Gai Mei Bao or Chinese Cocktail/ Coconut Buns – We Knead to Bake #38

After a very long time, i baked for WKTB. When i was doing these buns, i felt as if my No-bake jinx was broken. I m usually regular with #BreadBakers and #BundtBakers, with April Blogging Marathon, i missed both the editions and my oven was almost neglected. If i haven’t baked these buns, then for sure, my oven would have gone into depression!:)
Chinese Cocktail buns is a Hong Kong-style sweet bun with a filling of shredded coconut. It is one of several iconic types of baked goods originating from Hong Kong.
The cocktail bun is said to have been created in the 1950s in Hong Kong, when the bakery owners, resisted the wasteful disposal of unsold but perfectly edible buns. They came up with these delicious looking cocktail buns, where the day-old buns were ground up, with sugar and coconut added in, to create a tasty filling mixture, fresh bread dough was wrapped around this mixture to make the first filled “cocktail bun”.

Later shredded coconut and butter or margarine were added to the recipe, which are now key ingredients in the cocktail bun filling. Each bun is approximately 6 to 8 inches long and 2 to 3 inches high in the shape of a small baguette. The cocktail bun can be found in many Chinese bakeries along with other popular sweet buns like the pineapple bun, which also originated from Hong Kong. 
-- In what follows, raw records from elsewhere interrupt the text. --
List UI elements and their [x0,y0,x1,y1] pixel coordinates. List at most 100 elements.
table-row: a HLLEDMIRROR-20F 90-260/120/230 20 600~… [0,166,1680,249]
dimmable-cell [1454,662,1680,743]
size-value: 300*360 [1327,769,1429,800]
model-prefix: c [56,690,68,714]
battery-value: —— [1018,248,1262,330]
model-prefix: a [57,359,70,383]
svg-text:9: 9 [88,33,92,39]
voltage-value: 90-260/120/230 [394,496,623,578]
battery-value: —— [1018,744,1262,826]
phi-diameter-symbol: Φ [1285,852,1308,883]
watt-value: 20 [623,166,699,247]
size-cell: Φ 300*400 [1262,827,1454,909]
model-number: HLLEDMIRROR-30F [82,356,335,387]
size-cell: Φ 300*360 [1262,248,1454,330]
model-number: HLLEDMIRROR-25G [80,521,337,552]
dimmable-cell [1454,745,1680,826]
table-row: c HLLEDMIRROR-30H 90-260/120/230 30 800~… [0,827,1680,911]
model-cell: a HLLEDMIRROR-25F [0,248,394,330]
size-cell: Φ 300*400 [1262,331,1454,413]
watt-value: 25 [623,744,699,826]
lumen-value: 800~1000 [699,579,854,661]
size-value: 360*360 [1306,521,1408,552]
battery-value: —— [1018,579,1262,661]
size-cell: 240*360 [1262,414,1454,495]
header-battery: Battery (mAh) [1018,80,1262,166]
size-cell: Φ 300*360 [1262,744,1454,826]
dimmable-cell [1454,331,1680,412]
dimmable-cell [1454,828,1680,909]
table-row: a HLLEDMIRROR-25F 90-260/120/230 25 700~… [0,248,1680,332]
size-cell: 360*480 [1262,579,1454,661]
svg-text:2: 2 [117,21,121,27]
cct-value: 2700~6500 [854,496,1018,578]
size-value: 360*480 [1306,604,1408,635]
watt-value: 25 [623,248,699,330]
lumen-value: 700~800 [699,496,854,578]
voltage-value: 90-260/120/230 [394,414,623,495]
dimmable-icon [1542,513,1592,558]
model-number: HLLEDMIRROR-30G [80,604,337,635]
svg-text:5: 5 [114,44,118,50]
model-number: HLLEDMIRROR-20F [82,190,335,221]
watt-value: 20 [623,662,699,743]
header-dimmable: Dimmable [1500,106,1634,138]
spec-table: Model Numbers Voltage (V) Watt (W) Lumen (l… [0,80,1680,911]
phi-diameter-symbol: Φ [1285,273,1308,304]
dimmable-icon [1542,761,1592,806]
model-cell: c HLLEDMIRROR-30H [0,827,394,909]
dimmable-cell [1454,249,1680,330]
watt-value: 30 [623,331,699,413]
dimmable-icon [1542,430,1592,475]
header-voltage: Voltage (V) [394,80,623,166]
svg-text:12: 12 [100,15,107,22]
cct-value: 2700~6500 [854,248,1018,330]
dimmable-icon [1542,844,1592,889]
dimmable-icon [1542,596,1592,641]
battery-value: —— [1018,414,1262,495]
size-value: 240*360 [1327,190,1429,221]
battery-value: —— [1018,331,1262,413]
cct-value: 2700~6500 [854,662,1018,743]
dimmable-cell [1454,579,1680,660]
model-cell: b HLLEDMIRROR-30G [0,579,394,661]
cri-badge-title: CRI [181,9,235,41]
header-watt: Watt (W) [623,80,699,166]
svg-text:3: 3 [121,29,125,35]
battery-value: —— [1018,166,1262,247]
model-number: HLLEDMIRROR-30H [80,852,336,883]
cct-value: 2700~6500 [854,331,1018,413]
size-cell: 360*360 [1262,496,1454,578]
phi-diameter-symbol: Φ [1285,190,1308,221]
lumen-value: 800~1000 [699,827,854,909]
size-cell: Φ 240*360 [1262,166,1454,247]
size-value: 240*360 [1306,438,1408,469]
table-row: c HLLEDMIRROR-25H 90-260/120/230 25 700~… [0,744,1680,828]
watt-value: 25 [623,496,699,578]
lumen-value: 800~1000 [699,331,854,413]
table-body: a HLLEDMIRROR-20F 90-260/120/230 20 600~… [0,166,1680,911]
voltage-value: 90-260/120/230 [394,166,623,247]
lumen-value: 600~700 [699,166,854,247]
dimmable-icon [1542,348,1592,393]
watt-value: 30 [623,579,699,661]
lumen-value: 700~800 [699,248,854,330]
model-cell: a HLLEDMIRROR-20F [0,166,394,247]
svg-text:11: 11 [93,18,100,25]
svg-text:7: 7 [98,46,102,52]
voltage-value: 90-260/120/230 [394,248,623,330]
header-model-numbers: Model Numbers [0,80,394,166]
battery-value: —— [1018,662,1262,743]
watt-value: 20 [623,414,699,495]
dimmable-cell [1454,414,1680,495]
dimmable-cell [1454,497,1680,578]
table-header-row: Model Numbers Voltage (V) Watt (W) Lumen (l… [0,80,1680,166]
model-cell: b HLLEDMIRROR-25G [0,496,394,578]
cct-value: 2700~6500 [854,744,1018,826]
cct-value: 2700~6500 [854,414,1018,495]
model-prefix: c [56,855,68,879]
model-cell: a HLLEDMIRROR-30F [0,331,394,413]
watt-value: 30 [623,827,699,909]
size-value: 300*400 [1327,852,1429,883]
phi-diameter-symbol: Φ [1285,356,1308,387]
I wish the original idea of using up the day old buns are in still in fashion, what an amazing way to prevent food waste!! With so much food these days ending up as bin fodder, traditions like these should be followed! Food for thought!
Sending these yumm buns to Kids Delight – Brunch Ideas, happening here, an event by +Srivalli Jetti 
For the Bread Dough
1 cup warm milk
1/4 cup sugar
2 cups Bread flour
1 1/2 tbsp corn-starch
1 tsp instant yeast
3/4 tsp salt

For the Filling
50 gm butter, soft at room temperature
1 1/2 tbsp caster sugar
1 1/2 tbsp all-purpose flour
2 tbsp milk powder
1/3 cup fresh grated coconut
3 tbsp tutti frutti (optional, not included in the original recipe)

For the Topping 
1 tbsp toasted sesame seeds for sprinkling

For the Glaze
1 tbsp honey mixed with 1 tsp of warm water


  • I used my food processor to knead the dough. Take flour, corn starch, yeast, sugar and salt in the processor bowl. Run it for a minute for the ingredients to mix well. To this flour mix, add warm milk in batches and knead a soft and smooth dough. You might not require all of the milk, there might be 1 or 2 tbsp milk leftover after kneading the dough.
  • It is a pretty easy dough to knead. The dough will be little sticky to touch, but doesn’t stick to the processor bowl. Remove the dough to a well oiled bowl. let it sit for an hour or until it doubles in size.
  • While the dough is resting, let us make the filling. Mix all the ingredients given under filling in a bowl and keep aside until use. 
  • Once it doubles, remove the dough on to the working surface, dust the area with flour. Punch down the extra air, knead the dough for a couple of minutes and divide into 6 equal portions.
  • Working on one portion at a time, Roll out each portion into a oval disc, place a tbsp of filling in the center, bring the edges together like a sail of a ship, and tuck the top ends on top of it and shape it to a oval shaped bread.
  • Take care not to stuff much and seal the edges properly. If not done well, the butter might ooze out of the filling and your buns will be floating on a buttery puddle! 🙂
  • Let the shaped buns rest, covered, for another 45 minutes. Brush the tops of the bun with milk and sprinkle toasted sesame seeds on top.
  • Preheat the oven to 190C and bake for 22-25 minutes or until the tops are golden brown. Once done, remove the buns on to a wire rack, brush the hot buns with honey glaze and let it cool. Serve it warm along with tea or as  snack. We had it as snack and i packed some for my elder one breakfast the next day too. 
  • I made the dough the previous night, proofed it for an hour and then couldn’t bake it immediately, so i refrigerated the dough and baked it next day morning. 
  • If doing so, remove the dough from refrigerator 2 hours prior to baking.